Spartipps - bis zu 45 % Miete

von Leseratte

Einer meiner besten Spartipps: Durch welche relativ einfachen Maßnahmen können Sie erreichen, dass am Ende des Monats mehr Geld da ist?

Irgendwie klappt es bei Ihnen nicht mit den Finanzen. Sie sind ständig knapp bei Kasse, und benötigen Spartipps. Daher erst mal zur Ursachenforschung. Woran liegt das noch, außer an der Tatsache, dass Sie nicht das Kind von Millionären sind? Müssen Sie einen Nebenjob annehmen? Empfehle ich hier, andere Wohnungen gegen Entgelt aufzuräumen? Sollen Sie sich eine Putzstelle suchen?

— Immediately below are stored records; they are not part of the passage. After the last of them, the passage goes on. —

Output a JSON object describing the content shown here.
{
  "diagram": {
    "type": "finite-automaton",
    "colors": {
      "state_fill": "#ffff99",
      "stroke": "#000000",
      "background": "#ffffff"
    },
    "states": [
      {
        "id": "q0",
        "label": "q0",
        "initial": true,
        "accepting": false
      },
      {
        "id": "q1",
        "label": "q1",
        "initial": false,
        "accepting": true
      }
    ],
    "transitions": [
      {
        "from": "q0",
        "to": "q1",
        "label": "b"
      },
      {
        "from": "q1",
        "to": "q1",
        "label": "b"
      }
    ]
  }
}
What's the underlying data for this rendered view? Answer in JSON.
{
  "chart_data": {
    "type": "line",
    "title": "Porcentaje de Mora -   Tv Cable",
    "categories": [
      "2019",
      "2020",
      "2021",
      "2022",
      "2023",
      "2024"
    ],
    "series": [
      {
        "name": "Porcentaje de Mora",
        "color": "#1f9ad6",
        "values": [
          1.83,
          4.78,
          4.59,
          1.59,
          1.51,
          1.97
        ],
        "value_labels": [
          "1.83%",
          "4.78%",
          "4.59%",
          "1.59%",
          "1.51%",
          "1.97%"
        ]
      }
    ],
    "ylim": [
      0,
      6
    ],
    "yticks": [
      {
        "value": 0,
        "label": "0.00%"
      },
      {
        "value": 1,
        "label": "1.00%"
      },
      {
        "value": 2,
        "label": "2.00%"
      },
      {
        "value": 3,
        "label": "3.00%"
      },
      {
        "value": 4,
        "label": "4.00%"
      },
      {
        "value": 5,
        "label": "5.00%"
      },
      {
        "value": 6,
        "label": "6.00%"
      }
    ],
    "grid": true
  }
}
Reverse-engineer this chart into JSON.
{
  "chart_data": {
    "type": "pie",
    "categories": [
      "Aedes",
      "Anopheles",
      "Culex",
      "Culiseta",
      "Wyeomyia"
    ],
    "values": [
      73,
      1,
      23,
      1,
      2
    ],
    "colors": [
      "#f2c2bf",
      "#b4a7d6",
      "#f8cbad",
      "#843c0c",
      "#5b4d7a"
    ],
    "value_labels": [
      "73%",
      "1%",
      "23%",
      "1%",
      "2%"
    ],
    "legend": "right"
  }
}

Einer von den unseriösen Spartipps? Worum geht es?

Nein! Es handelt sich um einen der einfach zu befolgenden Spartipps. Es genügt, die eigene
Wohnung aufzuräumen und auszumisten!

UK Money, Pound Coins

Warum Aufräumen?

Warum beeinflusst Aufräumen ihre finanzielle Situation positiv?

Die Autoren des Buches „simplify your life“

meinen, dass viel Gerümpel Ihre finanzielle Situation ungünstig beeinflusst.

 

Am anschaulichsten ist folgende Argumentation: Eine Wohnung, in der viel Gerümpel angesammelt ist, muss größer sein als eine aufgeräumte Wohnung. Größere Wohnungen sind meist auch teurer. Sie könnten durch das Aufräumen und Ausmisten also viel Geld sparen.

45 % Ersparnis

„Simplify“ meint, dass ein „Sammler-Haus“ durchschnittlich 45 % - in Worten: fünfundvierzig Prozent - größer sein muss als ein aufgeräumtes Haus ohne Gerümpel.

 

Wer richtig aufräumt und ausmistet, kann also in eine 45 % kleinere und typischerweise damit ungefähr 45 % günstigere Immobilie umziehen. Für andere Dinge bleibt damit mehr Geld zur Verfügung. Ist das nicht einer von den tollen "Spartipps"?

 

Man stelle sich vor: 45 % weniger Miete!

Weiteres

Ferner wird laut "simplify" in vollen/chaotischen Wohnungen unter anderem Geld in unnützen Sachen gebunden, welches in anderen Bereichen produktiver eingesetzt werden könnte.

 

Es lohnt sich, das Aufräumen und Ausmisten auszuprobieren.

 

Wenn es dann funktioniert mit dem besseren Kontostand – super!!! Wenn nicht, hat man wenigstens eine aufgeräumte Wohnung.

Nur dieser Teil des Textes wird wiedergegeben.